Quanto alla rilevanza della condotta di colui partecipa ad una gara senza poi provvedere al versamento del saldo prezzo, osserviamo quanto segue.
Ai sensi dell’art. 353 c.p., “Chiunque, con violenza o minaccia, o con doni, promesse, collusioni o altri mezzi fraudolenti, impedisce o turba la gara nei pubblici incanti o nelle licitazioni private per conto di pubbliche Amministrazioni, ovvero ne allontana gli offerenti,è punito con la reclusione da sei mesi a cinque anni e con la multa da euro 103 a euro 1.032”.
Nel reato di turbata libertà degli incanti, il "mezzo fraudolento" consiste in una attività ingannatoria idonea ad alterare il regolare funzionamento e pregiudicare la libera partecipazione alla gara. (In applicazione del suddetto principio, la S.C. ha escluso che la presentazione, ai sensi dell'art. 584 cod. proc. civ., di offerte in aumento del sesto successive alla aggiudicazione del bene, non seguite dal versamento della somma nel termine, con l'effetto di far prolungare la gara e l'intento di aggiudicarsi il bene messo all'asta, possa qualificarsi come "mezzo fraudolento", ove tale facoltà non ridondi in abuso. Cass. Sez. 6, n. 8020 del 11/11/2015).
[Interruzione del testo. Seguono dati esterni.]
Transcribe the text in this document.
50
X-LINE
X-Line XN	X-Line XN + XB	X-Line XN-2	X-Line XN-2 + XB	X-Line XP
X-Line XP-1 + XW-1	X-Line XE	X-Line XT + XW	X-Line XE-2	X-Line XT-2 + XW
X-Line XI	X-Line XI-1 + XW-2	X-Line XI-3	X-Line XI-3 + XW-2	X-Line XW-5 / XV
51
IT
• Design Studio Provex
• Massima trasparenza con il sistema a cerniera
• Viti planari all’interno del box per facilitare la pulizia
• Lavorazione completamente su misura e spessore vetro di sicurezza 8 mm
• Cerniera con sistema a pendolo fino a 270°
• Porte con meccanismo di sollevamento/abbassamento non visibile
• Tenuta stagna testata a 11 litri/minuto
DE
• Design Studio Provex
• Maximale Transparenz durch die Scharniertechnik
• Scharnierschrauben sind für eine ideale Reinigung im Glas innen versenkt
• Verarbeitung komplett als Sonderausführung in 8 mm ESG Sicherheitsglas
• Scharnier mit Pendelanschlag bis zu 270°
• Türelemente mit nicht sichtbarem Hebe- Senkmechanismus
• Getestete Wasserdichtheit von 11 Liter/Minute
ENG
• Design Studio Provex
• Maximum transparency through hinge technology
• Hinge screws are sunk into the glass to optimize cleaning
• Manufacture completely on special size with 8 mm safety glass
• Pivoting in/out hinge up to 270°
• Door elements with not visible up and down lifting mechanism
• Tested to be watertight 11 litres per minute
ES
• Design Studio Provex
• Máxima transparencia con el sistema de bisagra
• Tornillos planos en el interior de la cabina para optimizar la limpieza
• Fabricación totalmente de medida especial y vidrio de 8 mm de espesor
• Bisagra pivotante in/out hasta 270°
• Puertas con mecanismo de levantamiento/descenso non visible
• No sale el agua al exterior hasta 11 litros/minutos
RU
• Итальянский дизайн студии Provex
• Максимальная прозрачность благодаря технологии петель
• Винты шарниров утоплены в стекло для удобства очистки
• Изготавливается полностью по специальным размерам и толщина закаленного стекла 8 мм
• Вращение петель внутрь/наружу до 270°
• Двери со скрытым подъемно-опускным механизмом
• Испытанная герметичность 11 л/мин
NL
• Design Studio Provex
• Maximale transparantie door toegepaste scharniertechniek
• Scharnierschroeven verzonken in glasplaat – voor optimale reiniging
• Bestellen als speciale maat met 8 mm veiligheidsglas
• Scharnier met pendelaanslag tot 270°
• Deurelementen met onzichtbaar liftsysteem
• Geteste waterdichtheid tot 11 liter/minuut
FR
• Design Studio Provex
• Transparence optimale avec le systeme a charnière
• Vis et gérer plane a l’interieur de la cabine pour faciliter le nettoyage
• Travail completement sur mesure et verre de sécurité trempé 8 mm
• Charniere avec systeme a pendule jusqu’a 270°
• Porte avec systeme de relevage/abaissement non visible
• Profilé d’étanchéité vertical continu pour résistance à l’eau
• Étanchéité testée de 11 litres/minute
In senso parzialmente diverso, si è detto che “Il delitto di turbata libertà degli incanti (art. 353 cod. pen.) può essere commesso, oltre che con violenza, minaccia, doni, promesse, collusioni, anche attraverso "altri mezzi fraudolenti", categoria nella quale rientra ogni genere di artificio, inganno, menzogna usati per alterare il regolare funzionamento e la libera partecipazione alla gara. (Nella specie, la Corte ha riconosciuto sussistente il delitto nel caso di soggetti che, nell'ambito della procedura esecutiva per la vendita all'asta dei beni ricompresi nel fallimento dei genitori, sistematicamente procedevano, dopo ciascuna aggiudicazione provvisoria, ad offrire l'aumento del sesto sul prezzo determinato, facendo schizzare in alto il prezzo medesimo, con conseguente ritiro degli aggiudicatari provvisori, salvo poi non provvedere a saldare il prezzo, così determinando l'inizio di una nuova gara a prezzi ribassati). (Sez. 6, n. 20211 del 15/05/2012 - dep. 25/05/2012).
Ancora, si è detto che “Nel reato di turbata libertà degli incanti, il "mezzo fraudolento" consiste in qualsiasi attività ingannevole che, diversa dalle condotte tipiche descritte dalla norma incriminatrice, sia idonea ad alterare il regolare funzionamento della gara, anche attraverso anomalie procedimentali, quali il ricorso a prestanomi o l'indicazione di informazioni scorrette ai partecipanti, e a pregiudicare l'effettività della libera concorrenza, la quale presuppone la possibilità per tutti gli interessati di determinarsi sulla base di un corretto quadro informativo”. (Sez. 6, n. 42770 del 11/07/2014 - dep. 13/10/2014).
Fatta questa premessa, è difficile dire se la partecipazione dell’aggiudicatario che poi non abbia versato il saldo integri il reato. Invero, nulla esclude che il partecipante non abbia provveduto al versamento perché semplicemente non è riuscito a farlo.